We Are Losing

We Are Losing

On December 12th, the Jamestown Foundation held the organization’s annual terrorism conference. During the first panel, a member of the audience asked can the U.S. break the stalemate in the ongoing war against salafi-jihadists, al-Qaeda (AQ), and the Islamic State (IS)? The panelist Bruce Hoffman, a renowned terrorism expert, responded with a very real but grim response that the U.S is not in stalemate but instead “we are losing.” The majority of these groups are not only operating in the Middle East and Southeast Asia but, the growing presence and increased terrorist attacks in Africa reveal the jihadists’ increased strength and proliferation. In the last year, the countries in the African Sahel experienced over 377 violent attacks and 895 fatalities due to jihadist groups. As stated by the report from the Africa Center for Strategic studies ,”the continent as a whole, reported violent events linked to militant Islamist groups over the previous 12-month period showed a marginal increase (2,919 vs. 2,767).”[2] The rise of instability due to Islamist militant groups influenced the focus of the Trump administration to deliver a new strategy for Africa.

President Trump’s National Security Advisor John Bolton revealed that strategy several days ago at the Heritage Foundation. Ironically, Bolton described how President Trump signed off on the strategy on Dec. 12, the same day Professor Hoffman’s words of defeat rang out at the Jamestown conference. The Trump administration plans to focus on bilateral agreements with African nations to increase U.S. economic and security interests throughout the continent. In the area of security Bolton stated that the “”The United States will no longer provide indiscriminate assistance across the entire continent.” And that “countries that repeatedly vote against the United States in international forums, or take action counter to U.S. interests, should not receive generous American foreign aid.” This strategy hopes to stem the tide of losing against salafi-jihadists in specific locations with reliable regional partners throughout the continent rather than a sweeping approach. Unfortunately, this heavily bilateral approach might help in the short-term but this limited approach will not be enough to deter and prevent salafi-jihadist groups in the long run. The Africa strategy does not address the structural drivers of the conflicts jihadists use to recruit future members, to seek refuge and local communities, and to prevent local corruption.

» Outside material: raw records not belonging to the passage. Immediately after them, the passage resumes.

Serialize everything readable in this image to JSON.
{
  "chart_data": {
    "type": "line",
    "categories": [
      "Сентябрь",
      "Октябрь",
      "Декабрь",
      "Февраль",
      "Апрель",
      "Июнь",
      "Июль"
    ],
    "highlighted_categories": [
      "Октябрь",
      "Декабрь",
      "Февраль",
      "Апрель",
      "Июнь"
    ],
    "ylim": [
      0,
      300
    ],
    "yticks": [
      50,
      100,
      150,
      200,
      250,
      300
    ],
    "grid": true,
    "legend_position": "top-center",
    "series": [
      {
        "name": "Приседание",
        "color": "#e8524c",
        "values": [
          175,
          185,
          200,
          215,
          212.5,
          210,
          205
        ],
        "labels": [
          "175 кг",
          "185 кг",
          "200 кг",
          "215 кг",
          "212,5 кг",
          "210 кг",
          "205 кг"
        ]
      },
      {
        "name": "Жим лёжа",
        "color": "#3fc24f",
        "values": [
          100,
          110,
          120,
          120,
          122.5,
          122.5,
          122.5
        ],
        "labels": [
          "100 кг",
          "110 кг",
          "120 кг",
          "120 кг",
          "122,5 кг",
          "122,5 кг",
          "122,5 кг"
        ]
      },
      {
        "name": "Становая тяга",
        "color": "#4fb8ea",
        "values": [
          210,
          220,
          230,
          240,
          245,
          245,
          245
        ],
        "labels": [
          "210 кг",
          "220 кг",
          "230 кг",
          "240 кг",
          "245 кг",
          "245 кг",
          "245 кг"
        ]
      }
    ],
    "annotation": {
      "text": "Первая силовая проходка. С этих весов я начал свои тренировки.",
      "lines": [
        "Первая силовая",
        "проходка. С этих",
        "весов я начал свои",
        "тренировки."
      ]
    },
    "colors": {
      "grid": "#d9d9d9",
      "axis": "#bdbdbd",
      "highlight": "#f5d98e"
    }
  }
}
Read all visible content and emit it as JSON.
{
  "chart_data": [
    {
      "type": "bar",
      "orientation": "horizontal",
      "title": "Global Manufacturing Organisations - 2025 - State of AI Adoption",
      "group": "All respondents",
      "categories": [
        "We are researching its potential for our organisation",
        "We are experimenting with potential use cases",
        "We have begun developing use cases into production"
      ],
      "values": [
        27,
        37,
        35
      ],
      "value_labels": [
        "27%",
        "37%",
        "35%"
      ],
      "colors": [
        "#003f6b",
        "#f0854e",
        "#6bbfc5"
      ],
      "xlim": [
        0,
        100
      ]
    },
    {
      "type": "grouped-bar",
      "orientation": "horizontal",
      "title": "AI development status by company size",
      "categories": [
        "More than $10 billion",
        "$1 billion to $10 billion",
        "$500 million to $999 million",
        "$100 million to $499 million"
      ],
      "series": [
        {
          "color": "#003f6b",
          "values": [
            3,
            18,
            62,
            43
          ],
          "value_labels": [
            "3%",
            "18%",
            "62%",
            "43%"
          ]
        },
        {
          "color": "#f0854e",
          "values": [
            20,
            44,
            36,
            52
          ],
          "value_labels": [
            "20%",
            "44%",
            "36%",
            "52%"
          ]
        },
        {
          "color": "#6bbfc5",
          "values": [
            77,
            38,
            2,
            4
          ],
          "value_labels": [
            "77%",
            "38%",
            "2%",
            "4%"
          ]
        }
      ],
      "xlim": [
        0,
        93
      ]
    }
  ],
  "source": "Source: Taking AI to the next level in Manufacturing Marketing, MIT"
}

The U.S appears to be losing the war against salafi-jihadists because the militant groups can maintain heavy levels recruitment of fighters by attracting support from local populations. The recruiters take advantage of civil violence, sectarian division, and local government corruption. If a local wants to increase his or her stability, gain more money, and to seek refugee from oppressive governance, they join the jihadists. The salafi-ideology can be adopted later. In Mali, Jama’at at Nusrat al-Islam wal-Muslimin (JNIM) attracts local support from the communities in the north that feel repressed by the government or rival local groups due to their ethnicity. In northern Mali, the jihadists attempt to “exploit ethnic tensions between mostly lighter-skinned Tuareg pastoralists and black Fulani herdsmen.” Some of the Tuaregs are members of the local militias loyal to the government. In central Mali, “parts of JNIM, specifically Katibat Macina are comprised of ethnic Fulani jihadists. Malian authorities have accused Fulani jihadists of stoking tensions between the Fula and Bambara in central Mali.” By continuing to increase civil instability, JNIM attempts to be the only group able to provide security to the region. Due to the historical abuse of the Malian military, the northern Tuareg and Fulani are skeptical of the presence government’s security forces. Therefore, JNIM attempts to fill the security void. The U.S. strategy does not address the historical communal divides or the abuses of the Malian government. By providing more money and training, the U.S. is only strengthening the very institutions that the locals view with fear, suspension, and mistrust. Recruitment is therefore easy for JNIM.

While Mali is but one example, the country appears to be a case that fits Bolton’s description of specificity. “The United States will no longer provide indiscriminate assistance across the entire continent, without focus or prioritization. And, we will no longer support unproductive, unsuccessful, and unaccountable UN peacekeeping missions. We want something more to show for Americans’ hard-earned taxpayer dollars.” However, if the U.S. continues to shell out money without addressing structural drivers of the conflict, the cycle of violence will continue, and we will continue to lose the fight.